Erfolgs­ho­no­ra­re

Bestimm­ten Berufs­grup­pen – wie Rechts­an­wäl­ten, Steu­er­be­ra­tern und Wirt­schafts­prü­fern – soll künf­tig gestat­tet wer­den, eine erfolgs­ba­sier­te Ver­gü­tung zu ver­ein­ba­ren. In einem jetzt in das Gesetz­ge­bungs­ver­fah­ren ein­ge­brach­ten Gesetz­ent­wurf der Bun­des­re­gie­rung heißt es, poten­zi­el­le Man­dan­ten stün­den vor der Ent­schei­dung, ob sie das finan­zi­el­le Risi­ko ein­ge­hen wol­len, das ein Pro­zess mit unsi­che­rem Aus­gang birgt. Dies betref­fe zum Bei­spiel einen mit­tel­stän­di­schen Unter­neh­mer, der vor der Fra­ge steht, ob er einen ris­kan­ten Bau­pro­zess führt. Die­se Per­so­nen sol­len die Möglichkeit erhal­ten, mit der Ver­ein­ba­rung eines Erfolgs­ho­no­rars ihr Kos­ten­ri­si­ko zu begren­zen.

Erfolgs­ho­no­ra­re

Zum Schutz der Ver­trags­part­ner müss­ten aber Ver­ein­ba­run­gen über ein der­ar­ti­ges Erfolgs­ho­no­rar schrift­lich abge­schlos­sen wer­den. Infor­ma­ti­ons­pflich­ten soll­ten sicher­stel­len, dass der Auf­trag­ge­ber die Bedeu­tung und die Risi­ken einer der­ar­ti­gen Hono­rie­rung erfas­sen kann. Das Bun­des­ver­fas­sungs­ge­richt hat­te Ende 2006 ent­schie­den, dass das für Rechts­an­wäl­te gel­ten­de Ver­bot der Ver­ein­ba­rung anwalt­li­cher Erfolgs­ho­no­ra­re grund­sätz­lich ver­fas­sungs­ge­mäß ist. Mit der im Grund­ge­setz fest­ge­leg­ten Berufs­frei­heit sei das Ver­bot ohne jeg­li­che Aus­nah­me jedoch nicht ver­ein­bar.

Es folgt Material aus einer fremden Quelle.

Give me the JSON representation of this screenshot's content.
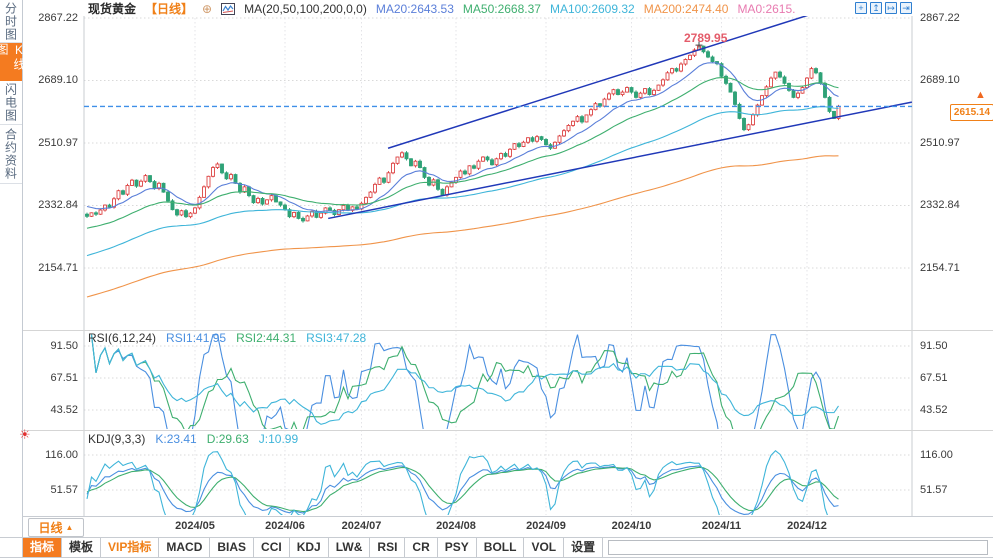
{
  "sidebar": {
    "tabs": [
      {
        "name": "minute-chart",
        "label": "分时图",
        "active": false
      },
      {
        "name": "kline-chart",
        "label": "K线图",
        "active": true
      },
      {
        "name": "lightning-chart",
        "label": "闪电图",
        "active": false
      },
      {
        "name": "contract-info",
        "label": "合约资料",
        "active": false
      }
    ]
  },
  "header": {
    "symbol": "现货黄金",
    "period": "【日线】",
    "compare_icon": "⊕",
    "ma_settings": "MA(20,50,100,200,0,0)",
    "ma_legend": [
      {
        "text": "MA20:2643.53",
        "color": "#5b7fd9"
      },
      {
        "text": "MA50:2668.37",
        "color": "#3faf6f"
      },
      {
        "text": "MA100:2609.32",
        "color": "#3fb5d9"
      },
      {
        "text": "MA200:2474.40",
        "color": "#f0944a"
      },
      {
        "text": "MA0:2615.",
        "color": "#e87ab0"
      }
    ],
    "window_icons": [
      {
        "name": "pan-crosshair-icon",
        "glyph": "+"
      },
      {
        "name": "y-axis-scale-icon",
        "glyph": "↥"
      },
      {
        "name": "x-axis-scale-icon",
        "glyph": "↦"
      },
      {
        "name": "shift-chart-right-icon",
        "glyph": "⇥"
      }
    ],
    "icon_color": "#2f7fd0"
  },
  "price_axis": {
    "current": {
      "value": "2615.14",
      "color": "#f08018"
    },
    "arrow_glyph": "▲"
  },
  "rsi_header": {
    "label": "RSI(6,12,24)",
    "values": [
      {
        "text": "RSI1:41.95",
        "color": "#4a8fe0"
      },
      {
        "text": "RSI2:44.31",
        "color": "#3faf6f"
      },
      {
        "text": "RSI3:47.28",
        "color": "#3fb5d9"
      }
    ]
  },
  "kdj_header": {
    "label": "KDJ(9,3,3)",
    "sun_icon": "☀",
    "values": [
      {
        "text": "K:23.41",
        "color": "#4a8fe0"
      },
      {
        "text": "D:29.63",
        "color": "#3faf6f"
      },
      {
        "text": "J:10.99",
        "color": "#3fb5d9"
      }
    ]
  },
  "date_axis": {
    "period_button": {
      "label": "日线",
      "arrow": "▲"
    }
  },
  "toolbar": {
    "items": [
      {
        "name": "indicator",
        "label": "指标",
        "style": "active"
      },
      {
        "name": "template",
        "label": "模板",
        "style": "normal"
      },
      {
        "name": "vip-indicator",
        "label": "VIP指标",
        "style": "vip"
      },
      {
        "name": "macd",
        "label": "MACD",
        "style": "normal"
      },
      {
        "name": "bias",
        "label": "BIAS",
        "style": "normal"
      },
      {
        "name": "cci",
        "label": "CCI",
        "style": "normal"
      },
      {
        "name": "kdj",
        "label": "KDJ",
        "style": "normal"
      },
      {
        "name": "lw",
        "label": "LW&",
        "style": "normal"
      },
      {
        "name": "rsi",
        "label": "RSI",
        "style": "normal"
      },
      {
        "name": "cr",
        "label": "CR",
        "style": "normal"
      },
      {
        "name": "psy",
        "label": "PSY",
        "style": "normal"
      },
      {
        "name": "boll",
        "label": "BOLL",
        "style": "normal"
      },
      {
        "name": "vol",
        "label": "VOL",
        "style": "normal"
      },
      {
        "name": "settings",
        "label": "设置",
        "style": "normal"
      }
    ]
  },
  "chart_data": [
    {
      "id": "main",
      "type": "candlestick",
      "title": "现货黄金 日线",
      "y_tick_labels": [
        "2867.22",
        "2689.10",
        "2510.97",
        "2332.84",
        "2154.71"
      ],
      "x_tick_labels": [
        "2024/05",
        "2024/06",
        "2024/07",
        "2024/08",
        "2024/09",
        "2024/10",
        "2024/11",
        "2024/12"
      ],
      "x_tick_indices": [
        24,
        44,
        61,
        82,
        102,
        121,
        141,
        160
      ],
      "closes": [
        2302,
        2312,
        2308,
        2320,
        2334,
        2328,
        2352,
        2375,
        2365,
        2390,
        2405,
        2388,
        2402,
        2418,
        2401,
        2381,
        2396,
        2371,
        2346,
        2321,
        2306,
        2318,
        2301,
        2311,
        2326,
        2356,
        2386,
        2416,
        2441,
        2451,
        2426,
        2409,
        2421,
        2396,
        2371,
        2386,
        2361,
        2341,
        2353,
        2337,
        2349,
        2361,
        2343,
        2334,
        2321,
        2301,
        2313,
        2296,
        2289,
        2303,
        2316,
        2299,
        2311,
        2326,
        2319,
        2307,
        2321,
        2333,
        2319,
        2329,
        2323,
        2339,
        2356,
        2371,
        2393,
        2411,
        2399,
        2426,
        2453,
        2471,
        2483,
        2466,
        2446,
        2459,
        2441,
        2413,
        2391,
        2406,
        2379,
        2363,
        2386,
        2399,
        2413,
        2431,
        2423,
        2446,
        2439,
        2459,
        2471,
        2463,
        2449,
        2466,
        2481,
        2473,
        2493,
        2509,
        2501,
        2513,
        2526,
        2516,
        2529,
        2521,
        2506,
        2496,
        2513,
        2531,
        2546,
        2561,
        2573,
        2586,
        2571,
        2591,
        2606,
        2623,
        2616,
        2636,
        2651,
        2663,
        2649,
        2656,
        2669,
        2656,
        2641,
        2653,
        2666,
        2649,
        2661,
        2676,
        2691,
        2711,
        2723,
        2716,
        2736,
        2749,
        2761,
        2776,
        2787,
        2771,
        2756,
        2743,
        2737,
        2701,
        2681,
        2656,
        2621,
        2581,
        2549,
        2563,
        2591,
        2619,
        2646,
        2671,
        2696,
        2713,
        2699,
        2681,
        2661,
        2641,
        2653,
        2669,
        2696,
        2723,
        2711,
        2681,
        2641,
        2601,
        2581,
        2615.14
      ],
      "last_price": 2615.14,
      "peak_annotation": {
        "index": 136,
        "high": 2789.95,
        "label": "2789.95",
        "color": "#e45c6a"
      },
      "moving_averages": [
        {
          "name": "MA20",
          "color": "#5b7fd9",
          "start": 2330,
          "end": 2643.53,
          "alpha": 0.16
        },
        {
          "name": "MA50",
          "color": "#3faf6f",
          "start": 2268,
          "end": 2668.37,
          "alpha": 0.065
        },
        {
          "name": "MA100",
          "color": "#3fb5d9",
          "start": 2190,
          "end": 2609.32,
          "alpha": 0.035
        },
        {
          "name": "MA200",
          "color": "#f0944a",
          "start": 2072,
          "end": 2474.4,
          "alpha": 0.018
        }
      ],
      "trendlines": [
        {
          "from": {
            "index": 66.9,
            "price": 2496.0
          },
          "to": {
            "index": 161.1,
            "price": 2878.6
          },
          "color": "#2038b8"
        },
        {
          "from": {
            "index": 53.6,
            "price": 2296.0
          },
          "to": {
            "index": 183.3,
            "price": 2627.5
          },
          "color": "#2038b8"
        }
      ],
      "current_price_line": {
        "price": 2615.14,
        "color": "#3f8fe8"
      },
      "up_color": "#dd4444",
      "down_color": "#2fa277"
    },
    {
      "id": "rsi",
      "type": "line",
      "indicator": "RSI",
      "params": [
        6,
        12,
        24
      ],
      "y_tick_labels": [
        "91.50",
        "67.51",
        "43.52"
      ],
      "current": [
        41.95,
        44.31,
        47.28
      ],
      "colors": [
        "#4a8fe0",
        "#3faf6f",
        "#3fb5d9"
      ],
      "source": "computed from main closes"
    },
    {
      "id": "kdj",
      "type": "line",
      "indicator": "KDJ",
      "params": [
        9,
        3,
        3
      ],
      "y_tick_labels": [
        "116.00",
        "51.57"
      ],
      "current": {
        "K": 23.41,
        "D": 29.63,
        "J": 10.99
      },
      "colors": [
        "#4a8fe0",
        "#3faf6f",
        "#3fb5d9"
      ],
      "source": "computed from main closes"
    }
  ]
}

Der Bun­des­rat ist der Mei­nung, dass die Regie­rung über die Vor­ga­ben des Bun­des­ver­fas­sungs­ge­richts hin­aus­geht. Das Gericht for­de­re eine Aus­nah­me vom grund­sätz­li­chen Ver­bot des Erfolgs­ho­no­rars nur für den Fall, dass der Rechts­an­walt mit der Ver­ein­ba­rung einer erfolgs­ba­sier­ten Ver­gü­tung beson­de­ren Umstän­den in der Per­son des Auf­trag­ge­bers Rech­nung tra­ge, die die­sen sonst davon abhiel­ten, sei­ne Rech­te zu ver­fol­gen.